NFIB survey shows firms can continue to pass higher costs onto customers
Housing will make inflation especially sticky
Furthermore, the housing market remains red hot and this feeds through into primary rents and owners’ equivalent rent (OER) components of inflation with a lag of around 12-18 months. Rent contracts are typically only changed once a year when your contract is renewed so it takes time to feed through while OER is a based on a survey question for what you would rent the house you own out for. Homeowners may not necessarily closely follow the month-to-month changes in the housing market so there is a delayed response. As the chart below shows, the housing components, accounting for more than 30% of the CPI basket, are not likely to turn lower soon.
No reason to expect an imminent turn in rent components
Fed has a lot more work to do
This situation intensifies the pressure on the Fed to hike interest rates. The central bank wants to take some of the heat out of the economy and bring demand back into better balance with the supply capacity of the US economy.
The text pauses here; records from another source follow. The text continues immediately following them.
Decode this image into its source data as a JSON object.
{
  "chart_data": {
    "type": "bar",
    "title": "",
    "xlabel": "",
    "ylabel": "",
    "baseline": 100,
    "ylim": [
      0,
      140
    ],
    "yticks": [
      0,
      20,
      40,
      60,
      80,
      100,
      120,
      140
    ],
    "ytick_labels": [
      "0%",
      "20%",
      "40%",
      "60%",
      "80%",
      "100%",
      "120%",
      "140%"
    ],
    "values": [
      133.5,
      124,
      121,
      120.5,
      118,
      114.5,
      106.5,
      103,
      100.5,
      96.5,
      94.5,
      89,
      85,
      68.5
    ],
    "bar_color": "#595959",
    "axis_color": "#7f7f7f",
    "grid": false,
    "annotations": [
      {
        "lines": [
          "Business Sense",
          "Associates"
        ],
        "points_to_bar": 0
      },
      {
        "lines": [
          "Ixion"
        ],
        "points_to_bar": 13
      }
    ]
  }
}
This potentially means aggressive rate hikes and the risks of a marked slowdown/recession.
This message was re-affirmed by several officials over the past couple of days and we look for 50bp rate hikes at the upcoming June, July and September FOMC meetings. With the Fed running down its balance sheet we expect the Fed to revert back to 25bp from November onwards with the target rate peaking at 3.25% in early 2023.
Even with this Fed action and hopefully some improvements in the supply side story we have doubts that CPI will get back to 2% target before the end of 2023.